Sin pensar mucho, porque no lo sabía, se acostumbró a la presencia cada mañana, junto con la luz de la primera aurora. Estaba allí cada vez que el alba paseaba por su mesilla y su espejo, su pared y el umbral. Se desperezaba lentamente. Sentía el hormigueo de las extremidades al desperezarse, la vuelta misteriosa del reino oscuro y, mientras su cuello estiraba después de dormir de lado, las memorias y los reencuentros del corazón volvían a ella. Cada despertar es un milagro, porque devuelve el color, el sabor, la esencia de las cosas a un mundo nuevo. Por eso la claridad es el don que viene del cielo. Sabía que la presencia que sentía desde el despertar hasta la noche temprana del invierno era neutra. No hay ángeles ni presencias malignas. Era, es, una forma de ver, acaso desde fuera, que la veía y la velaba, indiferente, hasta el día en que ella no estuviera ya más. Entonces, se iría, disolvería, formaría otra alianza. O desaparecería.

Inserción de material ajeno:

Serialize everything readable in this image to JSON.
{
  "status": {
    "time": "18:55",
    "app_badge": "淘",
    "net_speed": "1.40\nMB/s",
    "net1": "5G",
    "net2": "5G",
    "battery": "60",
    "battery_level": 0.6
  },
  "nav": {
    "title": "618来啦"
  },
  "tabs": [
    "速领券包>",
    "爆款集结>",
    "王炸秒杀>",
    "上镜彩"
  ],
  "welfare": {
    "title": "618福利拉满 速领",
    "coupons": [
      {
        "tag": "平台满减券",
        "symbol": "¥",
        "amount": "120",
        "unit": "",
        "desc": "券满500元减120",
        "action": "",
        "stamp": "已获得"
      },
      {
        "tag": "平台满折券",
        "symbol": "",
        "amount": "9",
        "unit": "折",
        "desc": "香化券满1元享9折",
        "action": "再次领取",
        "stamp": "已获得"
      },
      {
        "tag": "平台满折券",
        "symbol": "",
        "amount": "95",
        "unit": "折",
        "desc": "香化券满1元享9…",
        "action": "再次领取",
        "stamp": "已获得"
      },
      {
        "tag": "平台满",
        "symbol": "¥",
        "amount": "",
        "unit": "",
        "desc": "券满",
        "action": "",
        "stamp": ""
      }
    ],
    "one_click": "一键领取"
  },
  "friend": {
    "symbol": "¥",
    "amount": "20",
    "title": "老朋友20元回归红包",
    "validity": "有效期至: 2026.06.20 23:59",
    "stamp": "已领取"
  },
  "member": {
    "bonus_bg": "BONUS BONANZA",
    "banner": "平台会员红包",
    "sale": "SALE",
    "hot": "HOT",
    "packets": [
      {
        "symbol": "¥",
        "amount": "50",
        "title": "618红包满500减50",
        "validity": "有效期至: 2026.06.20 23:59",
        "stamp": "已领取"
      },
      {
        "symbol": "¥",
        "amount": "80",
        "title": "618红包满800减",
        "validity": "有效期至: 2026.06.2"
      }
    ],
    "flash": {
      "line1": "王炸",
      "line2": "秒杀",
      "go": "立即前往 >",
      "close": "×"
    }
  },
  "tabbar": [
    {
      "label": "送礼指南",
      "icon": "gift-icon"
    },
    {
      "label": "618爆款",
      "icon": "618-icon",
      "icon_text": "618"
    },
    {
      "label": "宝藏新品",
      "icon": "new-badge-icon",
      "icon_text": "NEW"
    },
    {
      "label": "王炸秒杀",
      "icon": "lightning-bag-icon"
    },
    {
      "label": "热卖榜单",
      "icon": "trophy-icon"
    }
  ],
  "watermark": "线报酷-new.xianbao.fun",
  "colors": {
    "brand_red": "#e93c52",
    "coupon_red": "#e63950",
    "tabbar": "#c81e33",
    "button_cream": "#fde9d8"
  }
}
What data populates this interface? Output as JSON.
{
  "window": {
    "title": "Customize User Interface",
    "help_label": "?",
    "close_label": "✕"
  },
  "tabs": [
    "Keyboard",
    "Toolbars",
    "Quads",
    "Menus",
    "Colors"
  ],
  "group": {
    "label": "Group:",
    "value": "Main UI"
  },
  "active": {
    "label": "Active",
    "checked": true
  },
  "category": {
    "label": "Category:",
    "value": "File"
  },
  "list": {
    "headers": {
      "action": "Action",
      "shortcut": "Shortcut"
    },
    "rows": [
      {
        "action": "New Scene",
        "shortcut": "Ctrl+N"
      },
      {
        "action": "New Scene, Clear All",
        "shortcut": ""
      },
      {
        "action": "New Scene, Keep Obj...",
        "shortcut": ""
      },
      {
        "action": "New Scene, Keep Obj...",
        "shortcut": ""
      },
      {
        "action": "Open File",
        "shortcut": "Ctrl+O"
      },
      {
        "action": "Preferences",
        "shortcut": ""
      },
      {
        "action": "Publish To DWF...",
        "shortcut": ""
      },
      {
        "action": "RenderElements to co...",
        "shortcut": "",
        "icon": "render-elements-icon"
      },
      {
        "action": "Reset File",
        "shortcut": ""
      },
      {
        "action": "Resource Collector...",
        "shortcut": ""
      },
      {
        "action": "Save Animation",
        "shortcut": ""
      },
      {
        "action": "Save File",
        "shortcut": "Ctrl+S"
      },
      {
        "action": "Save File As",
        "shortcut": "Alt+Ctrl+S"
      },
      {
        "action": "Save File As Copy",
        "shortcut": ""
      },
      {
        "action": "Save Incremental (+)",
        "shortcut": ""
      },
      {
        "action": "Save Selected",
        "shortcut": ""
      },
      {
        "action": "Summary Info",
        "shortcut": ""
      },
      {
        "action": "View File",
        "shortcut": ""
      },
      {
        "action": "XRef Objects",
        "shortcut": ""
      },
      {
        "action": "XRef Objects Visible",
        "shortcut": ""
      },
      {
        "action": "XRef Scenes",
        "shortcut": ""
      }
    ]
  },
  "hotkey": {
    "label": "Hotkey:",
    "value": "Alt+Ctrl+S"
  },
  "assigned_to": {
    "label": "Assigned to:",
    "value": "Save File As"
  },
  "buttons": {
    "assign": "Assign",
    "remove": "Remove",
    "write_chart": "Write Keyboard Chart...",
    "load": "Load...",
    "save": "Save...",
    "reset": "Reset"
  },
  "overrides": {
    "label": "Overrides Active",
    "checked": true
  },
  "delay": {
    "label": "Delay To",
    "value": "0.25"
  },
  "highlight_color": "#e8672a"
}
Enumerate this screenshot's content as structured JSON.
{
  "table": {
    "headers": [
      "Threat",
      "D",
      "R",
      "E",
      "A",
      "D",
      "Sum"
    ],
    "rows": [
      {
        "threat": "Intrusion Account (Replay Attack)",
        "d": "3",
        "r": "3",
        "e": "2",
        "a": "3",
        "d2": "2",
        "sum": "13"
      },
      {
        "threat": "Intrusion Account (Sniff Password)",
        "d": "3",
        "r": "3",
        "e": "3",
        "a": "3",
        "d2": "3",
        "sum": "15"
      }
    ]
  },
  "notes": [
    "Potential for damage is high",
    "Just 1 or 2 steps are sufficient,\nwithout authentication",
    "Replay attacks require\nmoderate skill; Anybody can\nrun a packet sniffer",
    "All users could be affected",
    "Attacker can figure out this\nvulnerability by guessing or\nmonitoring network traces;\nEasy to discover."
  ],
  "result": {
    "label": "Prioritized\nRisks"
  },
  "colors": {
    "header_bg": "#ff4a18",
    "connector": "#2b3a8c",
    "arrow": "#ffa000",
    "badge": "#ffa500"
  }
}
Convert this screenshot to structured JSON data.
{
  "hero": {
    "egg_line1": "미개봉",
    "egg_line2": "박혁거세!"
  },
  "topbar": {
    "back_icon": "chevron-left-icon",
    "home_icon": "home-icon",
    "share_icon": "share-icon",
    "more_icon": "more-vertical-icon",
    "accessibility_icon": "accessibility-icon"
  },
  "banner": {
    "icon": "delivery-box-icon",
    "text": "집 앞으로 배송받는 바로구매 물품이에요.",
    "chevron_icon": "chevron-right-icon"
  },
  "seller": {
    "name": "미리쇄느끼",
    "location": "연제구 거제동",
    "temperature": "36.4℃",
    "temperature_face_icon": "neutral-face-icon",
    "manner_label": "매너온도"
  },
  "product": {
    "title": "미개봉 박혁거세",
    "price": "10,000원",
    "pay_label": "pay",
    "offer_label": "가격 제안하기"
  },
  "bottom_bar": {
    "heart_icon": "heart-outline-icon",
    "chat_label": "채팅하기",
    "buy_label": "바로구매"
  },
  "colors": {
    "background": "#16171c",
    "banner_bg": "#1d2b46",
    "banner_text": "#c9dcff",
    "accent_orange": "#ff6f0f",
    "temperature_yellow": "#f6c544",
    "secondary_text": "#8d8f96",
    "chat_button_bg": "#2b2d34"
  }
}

Pasó las tardes declinantes del invierno en aquella habitación. Veía madurar las hojas hasta encogerse y caer en hélices minuciosas y lentas. Leía libros y se quedaba mirando horas, hacia dentro como hacen las personas con miedo o con esperanza. Musitaba palabras para su compañía, deseando que las guardara para cuando su olvido hubiera erodado todos los significados. Paseaba sobre las baldosas como si levitara, sin hacer ruido, otra breve presencia en un silencio extenso y blanco. A veces salía a pasear al pasillo, o se animaba a sentir la brisa fresca junto con la caricia leve de un sol de invierno tras las nubes. Y seguía a su lado, como un soplo sutil que avivara y recogiera sus secretos, el anhelo, la ausencia. Y le entregó todo. Fue entonces cuando creía que la luna escondida del cielo la visitaba durante sus horas de luz, sabia, poderosa, misteriosa y pura. Hoy aún sigue creyéndolo.
Nuevas mañanas y noches sucedieron su dominio y llegó la hora de partir. Miró la luz: su refulgir pareció más brillante un segundo, cegándola de su fulgor de alba. Recogió sus cosas; ligera de equipaje echó un último vistazo a la habitación de ahora que ya se convertía en entonces. Un escalofrío bajó por su espalda al sentir el soplo de la presencia que decía adiós, sin terquedad ni sentimentalismo. Y cuando cerró la puerta, se sintió sola y libre.
Las noches llegan pronto estos días. Veo la luna casi llena reinar tras las nubes, dando su luz precaria a la oscuridad cansada. Rumores llegan del centro, donde el ajetreo de la masa es atenuado por el vaivén del agua, siempre pausada y nunca quieta. Oí esta historia hace un rato, mientras caminaba por una playa sobre la que golpeaba una llovizna gris y constante. Las luces de los edificios se irán apagando. Todos seguimos buscando alguien con quien hablar, el rayo de luna que ilumine un instante la bruma de la soledad. Unos gritos resuenan contra los muros que llevan a la carretera donde los autobuses y los taxis y los ciclistas de reparto son destellos y ancla. La quietud tras las nubes invita al reposo. Otra luz espera, preñada de otro afán. Hay tantas auroras que aún no han despuntado.